The whole run is done when no =*-review.org= files remain and each spec is judged implementation-ready (or its remaining blockers are named).
@@ -125,6 +126,24 @@ When related specs were reviewed together, two reviews can recommend opposite th
4. *Move to the next review file.* Repeat Phases 1-5 until none remain.
5. *Report* what was accepted-wholesale, what was modified/rejected and why, any cross-spec reconciliations, and the implementation-ready verdict per spec.

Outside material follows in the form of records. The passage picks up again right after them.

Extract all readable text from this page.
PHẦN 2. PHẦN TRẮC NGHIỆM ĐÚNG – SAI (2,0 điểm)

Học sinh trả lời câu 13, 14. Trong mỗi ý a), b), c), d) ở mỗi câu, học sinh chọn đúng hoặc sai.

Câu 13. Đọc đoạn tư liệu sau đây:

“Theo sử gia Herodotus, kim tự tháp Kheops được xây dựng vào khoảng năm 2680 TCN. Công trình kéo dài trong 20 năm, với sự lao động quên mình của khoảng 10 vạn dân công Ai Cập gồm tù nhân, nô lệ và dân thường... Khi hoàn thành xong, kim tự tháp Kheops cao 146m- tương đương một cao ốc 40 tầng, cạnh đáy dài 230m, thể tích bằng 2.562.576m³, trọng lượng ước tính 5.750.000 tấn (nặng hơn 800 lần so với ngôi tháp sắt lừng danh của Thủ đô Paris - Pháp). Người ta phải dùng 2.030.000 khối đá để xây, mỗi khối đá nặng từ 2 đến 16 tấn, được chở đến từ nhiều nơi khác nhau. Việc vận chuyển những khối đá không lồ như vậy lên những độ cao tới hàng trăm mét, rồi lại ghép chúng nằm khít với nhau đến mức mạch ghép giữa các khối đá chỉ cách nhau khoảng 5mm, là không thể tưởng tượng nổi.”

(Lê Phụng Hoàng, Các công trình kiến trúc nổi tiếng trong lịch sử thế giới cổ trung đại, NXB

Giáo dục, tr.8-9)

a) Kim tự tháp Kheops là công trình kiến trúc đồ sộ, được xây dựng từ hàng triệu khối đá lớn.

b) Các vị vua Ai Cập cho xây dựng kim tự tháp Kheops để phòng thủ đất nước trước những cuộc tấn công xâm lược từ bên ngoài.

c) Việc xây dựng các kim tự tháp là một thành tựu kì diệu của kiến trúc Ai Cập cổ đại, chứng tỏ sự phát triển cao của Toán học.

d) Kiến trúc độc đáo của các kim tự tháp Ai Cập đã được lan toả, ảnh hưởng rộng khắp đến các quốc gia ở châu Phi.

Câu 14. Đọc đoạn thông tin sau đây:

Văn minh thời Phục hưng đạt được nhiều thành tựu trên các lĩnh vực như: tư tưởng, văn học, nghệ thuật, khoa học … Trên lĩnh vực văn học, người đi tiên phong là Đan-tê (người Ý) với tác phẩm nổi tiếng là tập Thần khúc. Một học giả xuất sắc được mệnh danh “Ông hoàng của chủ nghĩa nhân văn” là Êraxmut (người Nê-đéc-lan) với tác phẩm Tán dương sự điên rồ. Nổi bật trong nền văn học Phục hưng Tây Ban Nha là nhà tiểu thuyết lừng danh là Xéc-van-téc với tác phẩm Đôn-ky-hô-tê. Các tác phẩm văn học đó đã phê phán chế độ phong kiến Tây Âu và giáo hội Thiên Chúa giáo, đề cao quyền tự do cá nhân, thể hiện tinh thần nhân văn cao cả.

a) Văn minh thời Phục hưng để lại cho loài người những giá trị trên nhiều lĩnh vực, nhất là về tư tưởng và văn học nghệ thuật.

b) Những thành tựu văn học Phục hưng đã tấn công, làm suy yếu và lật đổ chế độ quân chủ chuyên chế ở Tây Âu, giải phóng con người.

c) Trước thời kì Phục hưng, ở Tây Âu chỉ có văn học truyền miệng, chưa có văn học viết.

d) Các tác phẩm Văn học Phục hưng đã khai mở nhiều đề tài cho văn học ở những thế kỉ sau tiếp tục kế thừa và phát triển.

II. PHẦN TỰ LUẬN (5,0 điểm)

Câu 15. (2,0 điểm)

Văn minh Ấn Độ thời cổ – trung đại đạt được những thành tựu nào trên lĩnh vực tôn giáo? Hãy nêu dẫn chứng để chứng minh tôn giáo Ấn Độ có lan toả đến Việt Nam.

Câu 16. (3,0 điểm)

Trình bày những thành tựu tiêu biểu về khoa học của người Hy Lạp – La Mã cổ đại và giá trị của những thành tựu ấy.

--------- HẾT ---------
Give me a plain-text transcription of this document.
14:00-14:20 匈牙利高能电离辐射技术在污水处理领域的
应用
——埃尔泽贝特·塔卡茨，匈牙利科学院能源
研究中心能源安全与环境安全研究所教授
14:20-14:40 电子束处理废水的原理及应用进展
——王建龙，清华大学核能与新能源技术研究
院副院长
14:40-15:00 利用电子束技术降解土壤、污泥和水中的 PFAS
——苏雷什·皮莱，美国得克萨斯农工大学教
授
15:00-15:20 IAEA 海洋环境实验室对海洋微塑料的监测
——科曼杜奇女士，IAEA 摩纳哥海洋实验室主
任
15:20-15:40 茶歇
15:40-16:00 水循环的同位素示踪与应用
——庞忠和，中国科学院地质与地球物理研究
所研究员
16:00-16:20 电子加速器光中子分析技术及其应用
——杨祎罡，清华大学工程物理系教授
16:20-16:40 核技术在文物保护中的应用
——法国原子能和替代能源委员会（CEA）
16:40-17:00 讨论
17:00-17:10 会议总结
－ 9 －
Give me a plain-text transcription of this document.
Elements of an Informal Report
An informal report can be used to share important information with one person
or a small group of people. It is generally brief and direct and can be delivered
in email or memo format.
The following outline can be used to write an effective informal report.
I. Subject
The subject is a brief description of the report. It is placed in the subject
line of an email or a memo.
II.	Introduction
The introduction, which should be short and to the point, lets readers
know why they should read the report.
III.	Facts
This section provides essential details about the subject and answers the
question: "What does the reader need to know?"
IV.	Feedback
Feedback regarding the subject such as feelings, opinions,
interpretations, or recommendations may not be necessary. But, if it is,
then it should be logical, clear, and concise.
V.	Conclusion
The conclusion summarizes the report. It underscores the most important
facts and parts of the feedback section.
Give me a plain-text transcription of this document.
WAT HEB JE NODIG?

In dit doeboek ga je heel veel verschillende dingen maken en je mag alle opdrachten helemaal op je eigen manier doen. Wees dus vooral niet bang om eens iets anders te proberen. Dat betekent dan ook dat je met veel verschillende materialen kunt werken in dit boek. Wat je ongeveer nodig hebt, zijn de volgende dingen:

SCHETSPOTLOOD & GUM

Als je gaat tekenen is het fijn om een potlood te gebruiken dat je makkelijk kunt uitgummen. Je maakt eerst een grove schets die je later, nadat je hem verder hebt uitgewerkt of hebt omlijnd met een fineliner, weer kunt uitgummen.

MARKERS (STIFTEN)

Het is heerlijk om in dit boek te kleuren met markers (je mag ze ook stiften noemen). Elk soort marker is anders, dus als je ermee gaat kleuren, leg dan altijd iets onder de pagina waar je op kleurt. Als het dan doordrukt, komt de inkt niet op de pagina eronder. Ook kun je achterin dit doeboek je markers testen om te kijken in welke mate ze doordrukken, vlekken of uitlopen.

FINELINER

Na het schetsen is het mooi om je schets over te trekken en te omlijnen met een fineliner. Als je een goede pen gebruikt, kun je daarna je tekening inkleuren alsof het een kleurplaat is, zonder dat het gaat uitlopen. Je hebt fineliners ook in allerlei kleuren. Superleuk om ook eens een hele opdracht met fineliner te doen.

+** Phase 6: On Ready, build the implementation-task breakdown
+
+This is the *last* step of the workflow, and it runs *only after the author confirms the spec is Ready* — never during review iterations. A Ready spec nobody can act on is unfinished; this phase turns it into tracked work. It applies to every project type (library, application, service, docs set).
+
+1. *Decide where the tasks live.* If the work is spinning off into its own project/repo, move the parent task into that project's =todo.org= (and relocate the spec with it); otherwise use the current project's =todo.org=. One parent task owns the effort; the phase tasks hang under it.
+
+2. *Create one task per implementation phase* from the spec's =Implementation phases=, in dependency order, so the task set as a whole describes the *full* milestone (e.g. v1) with no gaps. Each task body names the deliverable, its tests, and how it is verified. Carry over deferred/vNext work and any publish/release steps as their own tasks.
+
+3. *Turn a critical eye on completeness.* Re-read the spec — every phase, every acceptance criterion, every named deliverable, every data-safety/principle rule — and confirm each has a home in a task. The work is not done when the tasks merely exist; it is done when nothing in the spec is left untracked. This completeness pass is mandatory regardless of project type.
+
+4. *Mark =:solo:=* on every task the agent can both build *and* verify end-to-end with no involvement from the user — including self-verification of visuals via a headless/screenshot harness. Anything that needs the user's hands, eyes, real hardware, real hosts/credentials, or sign-off is *not* =:solo:=.
+
+5. *Add a "Manual testing and validation" task* (per =verification.md=) collecting everything not =:solo:=. As you write the phase tasks and discover items that need the user, add a child test under it with: a one-line "What we're verifying", the exact steps (one action per line), and an explicit "Expected" result — written so someone familiar with the project's domain but *not* this feature can run it from the text alone.
+
+6. *Add publish/release tasks* — remote creation, initial push, mirroring/release — and *defer the outward-facing steps* (creating a public remote, enabling a mirror, tagging a release) until the user explicitly confirms. Surface anything that needs the user's infrastructure (a server-side repo, credentials) rather than guessing it.
+
+The workflow is complete when these tasks exist, the completeness pass confirms nothing in the spec is untracked, and the user can pick up implementation from the task list alone.